Who Was Christina Ashten Gourkani
Gourkani was 44 years old. She had built a following as an OnlyFans model and as a Kardashian lookalike, which in 2023 was a legitimate niche. She had fans. She had a family. She had people who loved her.
Her family described getting the phone call in an online fundraiser that raised $6,600 before it closed. "A tragic phone call from a family member who was frantically screaming and crying hysterically," the fundraiser read, calling it "a phone call that instantly shattered our world and will forever haunt our family." They described Gourkani as "a caring and loving free spirit that always took the time to bring a smile to anyone's face she crossed paths with."
She was not a statistic. She was a person who trusted the wrong person, in the wrong room, with something irreversible.
The Bargain That Isn't
The underground cosmetic procedure industry exists because legitimate surgery is expensive, often not covered by insurance, and gatekept by a medical establishment that can take years to access. People who want to change their bodies but can't afford or access licensed care don't just stop wanting things. They find cheaper routes. Those routes kill people.
Authorities have been warning about this for years. The New York Post notes that bargain cosmetic procedures are more dangerous than many people realize. That framing is kind. The truth is that Gomez knew she was not a licensed physician. She knew she was injecting silicone into a human being in a hotel room. She knew what she was doing was illegal, because being convicted of practicing medicine without a license requires that knowledge. She did it anyway.
Gourkani's death was not an accident in the way that term usually gets used. It was a foreseeable outcome of a reckless, illegal act performed for money by someone who had no business holding a syringe.
The Dingo Take
Four years. That is what a San Mateo County court decided Vivian Gomez should serve for injecting a woman with unregulated silicone until she died.
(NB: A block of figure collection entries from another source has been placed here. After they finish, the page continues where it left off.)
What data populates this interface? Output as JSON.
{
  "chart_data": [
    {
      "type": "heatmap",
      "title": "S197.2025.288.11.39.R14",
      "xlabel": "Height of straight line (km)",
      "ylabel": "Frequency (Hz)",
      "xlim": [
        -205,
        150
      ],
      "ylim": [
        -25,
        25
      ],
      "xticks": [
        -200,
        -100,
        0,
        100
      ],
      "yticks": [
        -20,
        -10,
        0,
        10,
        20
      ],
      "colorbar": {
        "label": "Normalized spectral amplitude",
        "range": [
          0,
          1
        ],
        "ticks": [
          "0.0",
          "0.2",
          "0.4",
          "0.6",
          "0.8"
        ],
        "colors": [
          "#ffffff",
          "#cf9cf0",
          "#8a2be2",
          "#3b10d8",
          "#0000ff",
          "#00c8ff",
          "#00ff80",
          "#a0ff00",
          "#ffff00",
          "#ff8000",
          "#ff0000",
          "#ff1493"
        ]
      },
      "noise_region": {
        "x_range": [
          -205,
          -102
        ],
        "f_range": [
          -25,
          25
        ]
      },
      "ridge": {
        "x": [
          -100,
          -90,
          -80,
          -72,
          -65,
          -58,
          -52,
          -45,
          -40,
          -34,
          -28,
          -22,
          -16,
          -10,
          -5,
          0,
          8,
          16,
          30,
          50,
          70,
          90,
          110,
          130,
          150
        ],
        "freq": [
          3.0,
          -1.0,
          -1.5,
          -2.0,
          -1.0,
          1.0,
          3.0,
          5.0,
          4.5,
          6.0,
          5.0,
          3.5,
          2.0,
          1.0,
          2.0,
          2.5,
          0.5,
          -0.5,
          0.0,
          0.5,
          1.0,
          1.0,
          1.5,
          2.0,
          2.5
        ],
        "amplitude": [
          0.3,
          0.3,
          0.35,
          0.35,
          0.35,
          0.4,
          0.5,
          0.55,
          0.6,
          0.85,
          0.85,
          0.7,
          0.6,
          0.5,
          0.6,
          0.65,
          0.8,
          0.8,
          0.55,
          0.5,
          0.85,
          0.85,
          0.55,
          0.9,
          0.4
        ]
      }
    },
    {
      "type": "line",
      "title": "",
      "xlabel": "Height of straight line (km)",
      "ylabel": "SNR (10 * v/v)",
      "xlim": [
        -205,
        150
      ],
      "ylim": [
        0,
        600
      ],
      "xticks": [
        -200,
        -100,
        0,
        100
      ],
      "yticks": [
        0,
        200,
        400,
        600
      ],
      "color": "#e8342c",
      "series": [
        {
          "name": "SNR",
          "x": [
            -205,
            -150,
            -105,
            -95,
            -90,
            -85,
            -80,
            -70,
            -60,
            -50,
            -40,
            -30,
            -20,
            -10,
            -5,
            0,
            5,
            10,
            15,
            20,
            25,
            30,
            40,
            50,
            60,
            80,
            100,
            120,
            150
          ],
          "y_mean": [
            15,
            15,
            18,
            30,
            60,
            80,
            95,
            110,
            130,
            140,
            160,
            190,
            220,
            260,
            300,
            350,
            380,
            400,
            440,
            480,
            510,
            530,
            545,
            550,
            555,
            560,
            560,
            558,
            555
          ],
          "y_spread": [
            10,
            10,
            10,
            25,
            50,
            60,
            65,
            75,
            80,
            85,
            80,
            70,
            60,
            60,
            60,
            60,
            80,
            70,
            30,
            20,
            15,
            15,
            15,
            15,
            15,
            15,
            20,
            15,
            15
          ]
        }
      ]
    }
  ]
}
To be clear about the legal mechanics: involuntary manslaughter does not require prosecutors to prove intent to kill. It requires proving reckless disregard for human life. The jury found that reckless disregard existed. The judge sentenced her accordingly under the law as written. This is how the system works.
But look at the math anyway. Christina Ashten Gourkani is dead at 44. Her family got a phone call that will haunt them forever, in their own words. They raised $6,600 online to cover whatever costs followed her death, which is a number so small it is almost cruel to type. Gomez will be out in four years, possibly less with good behavior. There is no version of this outcome that feels proportionate to what happened in that hotel room.
The broader lesson here is one that nobody in power seems particularly interested in addressing: when legitimate healthcare is priced out of reach and cosmetic procedures carry social pressure attached to celebrity body standards, the underground fills the gap. People die in hotel rooms because the system above them failed to be accessible. That does not make Gomez innocent. She is not innocent. She is going to prison, and she should. But Gourkani deserved better than the set of options the world gave her, and pointing only at the woman with the syringe lets a lot of other culpable forces walk clean.